True, my mouth has almost gotten me clobbered more than once. He who smarts off learns to duck quickly.
No, I’m talking about the little-boy logic that drove 8-year-old me into become the strong, silent type.
I’d run out of comic books to read, so out of boredom, I tried deep thinking. After almost three full minutes of careful consideration, I hit upon my first great philosophy — we’re all born with a word limit and when we reach it, we die.
It made sense to an 8-year-old kid. You couldn’t pack two gallons of milk into a half-gallon carton. You were limited to a half gallon. A couple of meals would drain the carton, and out it went. It was gone.
The way I figured it, each baby was prepackaged with a lifetime word limit. It might take 70 or 80 years, but eventually, you’d drain all the words. Then you were gone.
I was astounded that no one had thought of this before. Yet, I couldn’t tell anyone if I wanted to live to be 200 years old. I wasn’t going to accomplish that by blabbing.
Becoming the strong, silent type is a lot tougher than it sounds. Have you ever seen your little brother scamper off with your G.I. Joe and not be able to tattle?
Or been in the back seat when Grandma called out, “Does anyone want to stop at Dairy Queen?” You can nod your head until it snaps off your neck and rolls under the seat, but Grandma still can’t hear you if you don’t spend a few life-extending words.
Or how about when Mom walks into the living room, gasps, then screeches, “Burton William, who smashed my prize spider plant? Well? Speak up right now, young man.”
OK, bad example. Not answering a direct question from Mom always posed a risk. She considered it sassing even though you hadn’t actually uttered a word. But as I stood next to a big pile of scattered dirt and crumpled house plant, I calculated that confirming Mom’s suspicions about the culprit’s identity could be even more dangerous.
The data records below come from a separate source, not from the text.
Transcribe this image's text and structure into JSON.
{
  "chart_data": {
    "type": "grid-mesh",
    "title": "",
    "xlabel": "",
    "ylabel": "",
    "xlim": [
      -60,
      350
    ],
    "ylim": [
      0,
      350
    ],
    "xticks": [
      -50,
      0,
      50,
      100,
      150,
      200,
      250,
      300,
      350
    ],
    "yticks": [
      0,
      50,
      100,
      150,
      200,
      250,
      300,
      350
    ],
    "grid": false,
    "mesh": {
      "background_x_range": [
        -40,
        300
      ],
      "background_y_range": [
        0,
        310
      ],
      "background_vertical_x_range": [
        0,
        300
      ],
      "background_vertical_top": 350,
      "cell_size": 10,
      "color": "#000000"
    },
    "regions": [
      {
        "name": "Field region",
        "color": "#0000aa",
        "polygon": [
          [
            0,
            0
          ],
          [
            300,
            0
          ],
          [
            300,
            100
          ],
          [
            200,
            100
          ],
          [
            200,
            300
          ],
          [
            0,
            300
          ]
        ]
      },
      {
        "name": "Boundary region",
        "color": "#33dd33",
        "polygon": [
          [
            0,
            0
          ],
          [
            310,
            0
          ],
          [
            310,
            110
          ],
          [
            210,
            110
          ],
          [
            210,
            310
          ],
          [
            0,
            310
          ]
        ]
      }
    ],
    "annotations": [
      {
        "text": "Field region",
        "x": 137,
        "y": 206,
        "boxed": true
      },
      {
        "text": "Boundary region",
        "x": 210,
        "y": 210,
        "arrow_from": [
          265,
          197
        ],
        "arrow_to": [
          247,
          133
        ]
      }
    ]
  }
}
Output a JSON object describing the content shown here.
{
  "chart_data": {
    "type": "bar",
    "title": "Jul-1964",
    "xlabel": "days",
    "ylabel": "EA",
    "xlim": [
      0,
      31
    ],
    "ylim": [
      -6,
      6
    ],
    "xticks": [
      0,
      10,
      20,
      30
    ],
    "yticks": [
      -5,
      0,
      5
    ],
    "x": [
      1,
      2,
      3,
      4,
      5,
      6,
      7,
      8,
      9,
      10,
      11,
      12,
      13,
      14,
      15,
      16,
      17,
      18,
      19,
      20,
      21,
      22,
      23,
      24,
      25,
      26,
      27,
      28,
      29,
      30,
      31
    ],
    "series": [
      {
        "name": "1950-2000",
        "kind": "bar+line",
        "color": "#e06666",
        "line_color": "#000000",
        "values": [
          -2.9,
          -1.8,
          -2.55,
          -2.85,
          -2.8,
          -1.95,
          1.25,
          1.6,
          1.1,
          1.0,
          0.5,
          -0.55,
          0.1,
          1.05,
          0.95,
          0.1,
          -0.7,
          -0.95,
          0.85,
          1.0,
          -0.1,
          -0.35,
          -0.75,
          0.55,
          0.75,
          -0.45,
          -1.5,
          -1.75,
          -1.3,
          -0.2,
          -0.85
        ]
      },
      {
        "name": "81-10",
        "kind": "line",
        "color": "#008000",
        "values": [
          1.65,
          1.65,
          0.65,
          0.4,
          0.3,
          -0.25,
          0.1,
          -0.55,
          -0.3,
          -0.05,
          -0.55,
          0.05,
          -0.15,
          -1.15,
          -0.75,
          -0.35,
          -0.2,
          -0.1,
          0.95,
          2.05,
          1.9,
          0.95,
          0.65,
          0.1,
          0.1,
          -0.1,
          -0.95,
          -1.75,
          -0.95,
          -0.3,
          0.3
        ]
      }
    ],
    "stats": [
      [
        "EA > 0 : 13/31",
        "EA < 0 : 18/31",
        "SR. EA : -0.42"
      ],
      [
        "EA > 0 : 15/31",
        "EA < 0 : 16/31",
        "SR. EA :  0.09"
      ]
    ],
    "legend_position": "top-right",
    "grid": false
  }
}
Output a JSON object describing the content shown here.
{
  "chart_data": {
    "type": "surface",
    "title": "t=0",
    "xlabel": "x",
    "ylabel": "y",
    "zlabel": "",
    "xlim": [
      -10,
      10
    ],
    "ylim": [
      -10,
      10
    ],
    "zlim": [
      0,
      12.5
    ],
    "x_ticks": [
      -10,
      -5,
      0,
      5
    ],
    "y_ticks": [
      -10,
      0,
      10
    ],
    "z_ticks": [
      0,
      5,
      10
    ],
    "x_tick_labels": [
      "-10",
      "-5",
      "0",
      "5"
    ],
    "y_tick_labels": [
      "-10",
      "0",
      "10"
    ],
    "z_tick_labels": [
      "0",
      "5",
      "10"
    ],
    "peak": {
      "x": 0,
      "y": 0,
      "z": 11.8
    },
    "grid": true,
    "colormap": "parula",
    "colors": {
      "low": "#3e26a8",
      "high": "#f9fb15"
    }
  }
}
I’d never known how brave John Wayne’s strong, silent types in the movies really were.
I was forced to revise my theory. In only a minute or two, I’d figured out my error. It wasn’t the number of words that were prepackaged, it was the number of breaths. So I practiced not breathing to live longer. It didn’t work so well.
Perhaps, I thought, we all had expiration dates stamped on our rear ends: “Please discard this product after June 12, 2059.”
What was my use-by date? I couldn’t twist far enough to see my own behind, and it’s not the kind of thing you want someone to check for you.
I casually asked Mom, “Did you notice anything on my butt when I was a baby?” After she recovered from choking on her tea, Mom assured me that neither I nor anyone else bore such markings.
I was stumped. All that deep thinking left me as drained as the milk carton but no closer to the answer.
Fifty years later, I’m working on a new life-extension theory involving naps and chocolate. It may prove to be as suspect as my other ideologies, but it’s nowhere near as dangerous to pursue. Live long, my strong, silent friends.